The correspondents’ dinner is organized by the White House Correspondents’ Association, a body of journalists who represent the interests of the reporters and new organizations covering activities in the executive branch. The dinner is attended by employees of these news organizations, as well as by members of the executive branch, potential candidates, and party officials. Presidents attend the dinner to maintain healthy relationships with the people who report on them.
Obama used it as a stump speech, albeit a differently styled speech than the standard campaign fare.
Some issues in political discourse are so trivial that politicians don’t want to discuss them for fear of lending them credence.
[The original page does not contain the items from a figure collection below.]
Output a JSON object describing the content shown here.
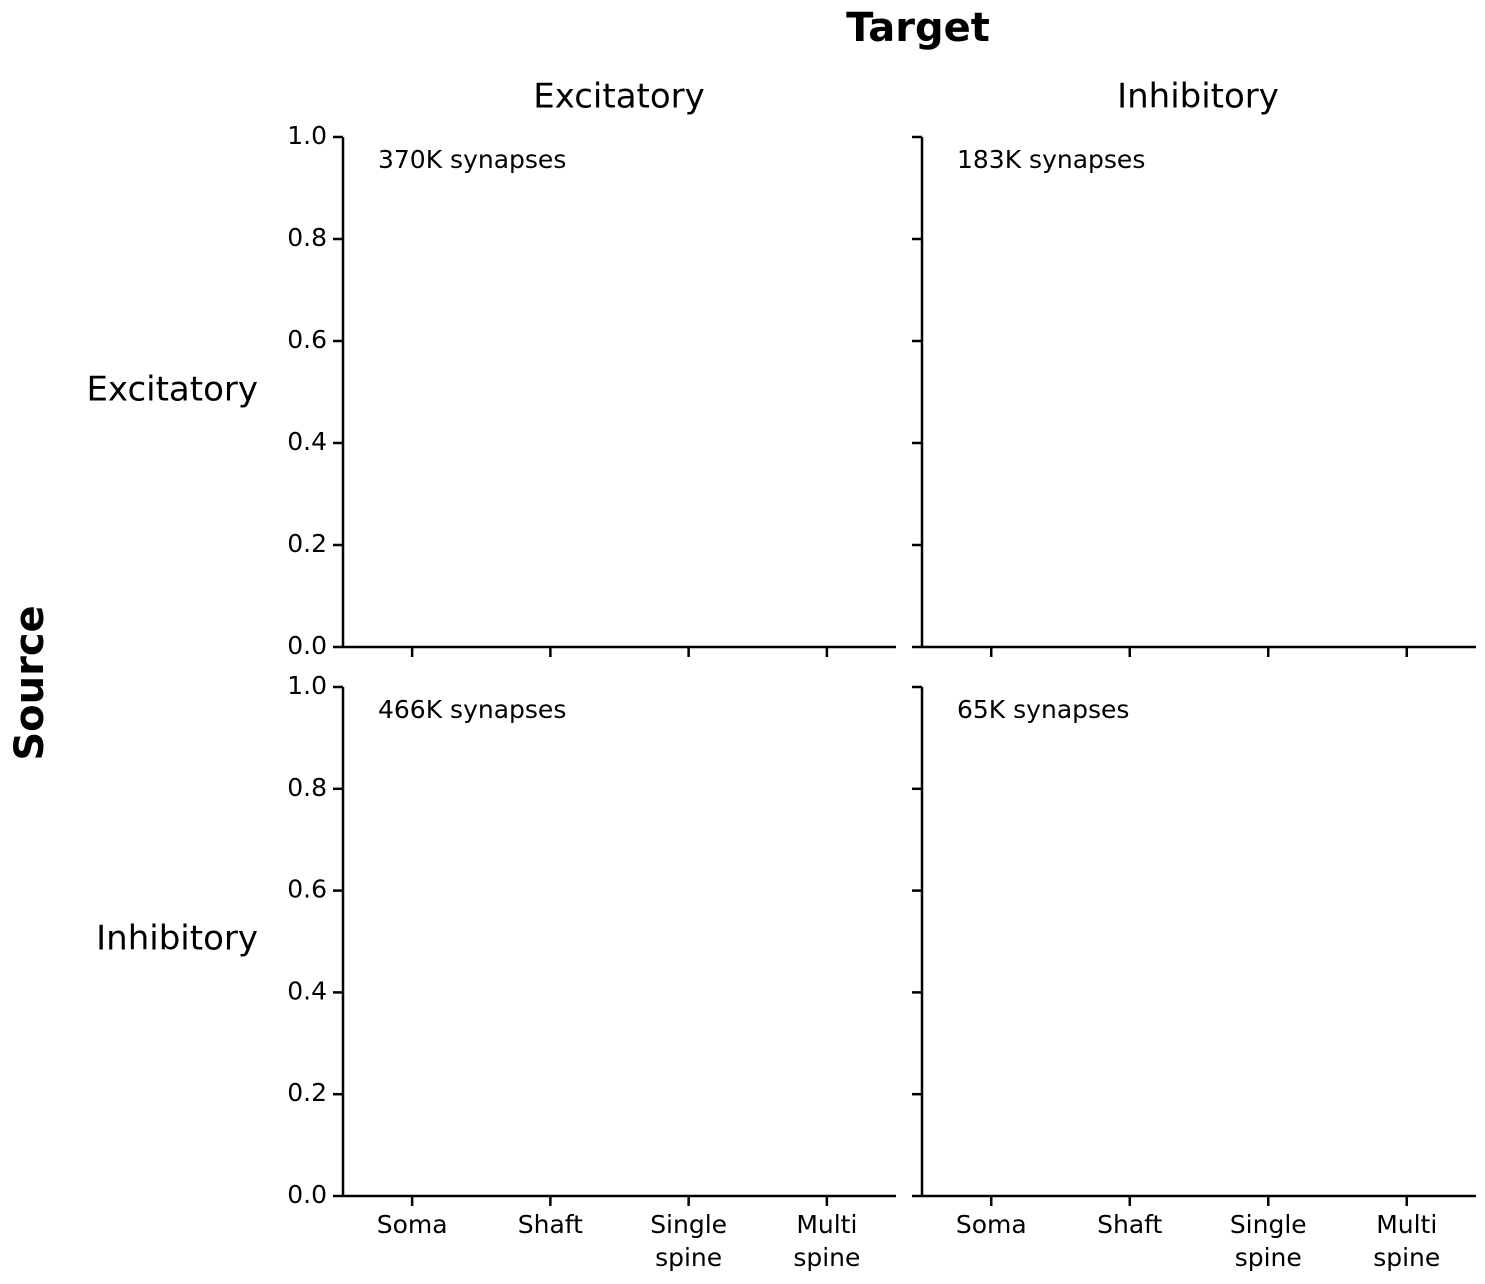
{
  "title": "Target",
  "ylabel": "Source",
  "column_titles": [
    "Excitatory",
    "Inhibitory"
  ],
  "row_titles": [
    "Excitatory",
    "Inhibitory"
  ],
  "chart_data": [
    {
      "type": "bar",
      "annotation": "370K synapses",
      "categories": [
        "Soma",
        "Shaft",
        "Single spine",
        "Multi spine"
      ],
      "ylim": [
        0,
        1
      ],
      "yticks": [
        {
          "value": 0,
          "label": "0.0"
        },
        {
          "value": 0.2,
          "label": "0.2"
        },
        {
          "value": 0.4,
          "label": "0.4"
        },
        {
          "value": 0.6,
          "label": "0.6"
        },
        {
          "value": 0.8,
          "label": "0.8"
        },
        {
          "value": 1,
          "label": "1.0"
        }
      ]
    },
    {
      "type": "bar",
      "annotation": "183K synapses",
      "categories": [
        "Soma",
        "Shaft",
        "Single spine",
        "Multi spine"
      ],
      "ylim": [
        0,
        1
      ],
      "yticks": [
        {
          "value": 0,
          "label": "0.0"
        },
        {
          "value": 0.2,
          "label": "0.2"
        },
        {
          "value": 0.4,
          "label": "0.4"
        },
        {
          "value": 0.6,
          "label": "0.6"
        },
        {
          "value": 0.8,
          "label": "0.8"
        },
        {
          "value": 1,
          "label": "1.0"
        }
      ]
    },
    {
      "type": "bar",
      "annotation": "466K synapses",
      "categories": [
        "Soma",
        "Shaft",
        "Single spine",
        "Multi spine"
      ],
      "ylim": [
        0,
        1
      ],
      "yticks": [
        {
          "value": 0,
          "label": "0.0"
        },
        {
          "value": 0.2,
          "label": "0.2"
        },
        {
          "value": 0.4,
          "label": "0.4"
        },
        {
          "value": 0.6,
          "label": "0.6"
        },
        {
          "value": 0.8,
          "label": "0.8"
        },
        {
          "value": 1,
          "label": "1.0"
        }
      ]
    },
    {
      "type": "bar",
      "annotation": "65K synapses",
      "categories": [
        "Soma",
        "Shaft",
        "Single spine",
        "Multi spine"
      ],
      "ylim": [
        0,
        1
      ],
      "yticks": [
        {
          "value": 0,
          "label": "0.0"
        },
        {
          "value": 0.2,
          "label": "0.2"
        },
        {
          "value": 0.4,
          "label": "0.4"
        },
        {
          "value": 0.6,
          "label": "0.6"
        },
        {
          "value": 0.8,
          "label": "0.8"
        },
        {
          "value": 1,
          "label": "1.0"
        }
      ]
    }
  ]
}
The old practice was to ignore these issues to avoid lending them legitimacy, but in the age of the blogosphere, 24-hour news cycles, and ideological talk-show hosts, avoiding these issues doesn’t work.
The “birther” movement was just such a topic. Since 2007, a dedicated group of individuals has challenged Obama’s citizenship with a complete lack of evidence, and avoiding the issue only made the birthers louder. The unique thing about the correspondents’ dinner is that it’s acceptable for the president to trivialize issues, which allowed him to directly address the birthers without raising their profile.
The birth-certificate issue never should have been a serious one. At the correspondents’ dinner, it was given its rightful place in the public discourse: the butt of jokes. Obama came to the podium to a montage of famous movie scenes and a large flashing copy of the president’s “long-form” birth certificate, and he made various jokes about prominent birthers and about Fox News.
Obama used the dinner as an opportunity to assault public birther Donald Trump’s legitimacy.
Trump’s face said it all. During the jokes aimed at him, he scowled, not once cracking a smile under heavy mockery. During most of the speech he delivered, Obama was smiling — but during the jokes about Trump his face was stern. Later, Obama made a joke about Michele Bachmann being born in Canada, saying, “this is how it starts, Michele.” When he delivered the lines about Trump and Bachmann, Obama seemed to have the air of a family patriarch disciplining unruly youngsters. His goal: presenting himself as the adult in the situation. And it was successful.
Later, Trump responded to the president on a phone interview with Fox, saying he felt he was targeted because he was polling so well. (A classic case of Donald Trump proclaiming victory for himself, which only works in the media game — he can’t proclaim himself the president.)
Obama’s speech at the dinner raised a point that Iowans should consider in the upcoming caucuses. Near the end of the speech, Obama made several serious remarks about soldiers fighting abroad and the victims of the natural disasters in Alabama. These remarks bring to light the fact that issues have no place in our political discourse, and in the upcoming caucuses, Iowans should keep that in mind.
Candidates will be trying to gain an edge any way they can, and the attacks on Obama will be fast and numerous. Many of them will address real flaws that the president has. Many of them will simply be hot air. Iowa voters need to differentiate between the issues that matter and baseless attacks to win political points, because fixing those problems is no laughing matter.